Mecha has always been a popular genre in Japanese animation and has flourished simply because it’s much easier to draw giant robots rather than film them. From Macross to Gundam, the mecha genre has been around for decades. In an interview after a screening of Pacific Rim at LACMA Thursday, Del Toro copped to being influenced by one of the earliest mecha animes, Gigantor, a 1964 series in which a large metal robot fought crime. Yet many have been quick to point to another show as the spiritual ancestor of Pacific Rim: Neon Genesis Evangelion, the most famous anime of the ’90s. In it, the world is devastated by an attack known as the First Impact, which was caused by aliens dubbed “angels,” who a band of teens must fight in giant robots in order to fend off the apocalypse. Like in Pacific Rim, the monsters become increasingly difficult to fight and the pilots suffer tremendous mental stress to pilot the robots, called Evas. In the universe of Eva, the primary language is Japanese with select organizations Nerv and Seele being in German, drawing comparison to the Kaiju (Japanese for monster) and Jagers (German for hunter). While Del Toro has denied the Evangelion connection, the film’s screenwriter, Travis Beaham, has admitted to being a fan and putting some nods in the film, perhaps the knife used by Jager Gypsy Danger in one battle that bears a striking similarity to a knife wielded by the Evas. The two-pilot system in the film may also sound familiar to fans of tabletop RPs, particularly the Evangelion-inspired game Bliss Stage, in which two people with a connection pilot a robot and the closeness of their relationship correlates to their performance in battle.

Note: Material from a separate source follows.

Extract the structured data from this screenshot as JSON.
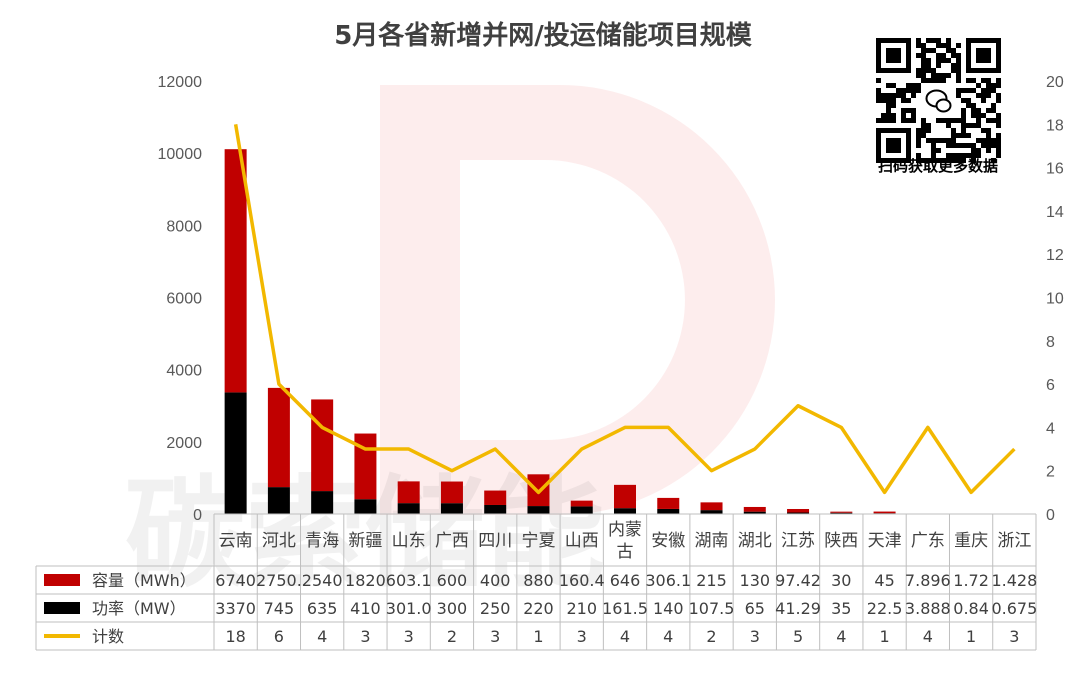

Japanese Monster (Kaiju) Films
Not surprisingly, Japanese monster movies, known as kaiju films, had an big impact on the making of Pacific Rim. There is an obvious parallel to Godzilla, a mega monster movie that at times empathizes with the monster. Many shots of the fights throughout the city echo Godzilla and other Japanese monster movies, perhaps because parts of the fights were done with models rather than computer generation. As far as other specific Japanese monster movies, Del Toro has mentioned Frankenstein Conquers the World and the sequel, War of the Gargantuas, the latter of which features two giant monsters clashing. A large, violent green monster that comes from the ocean must do battle against an equally huge, but docile brown monster amid the buildings of Tokyo. To those who have seen the Pacific Rim, the opening of Gargantuas—in which the good giant saves a ship— should be a clear wink to the classic monster movie.
Whether you’ve seen Pacific Rim, are about to go see it, or are revving up to go see it again (it’s that good), you can appreciate how much care went into the production of bringing so many diverse pieces of pop culture to life in a battle that is simultaneously a throwback and a new adventure.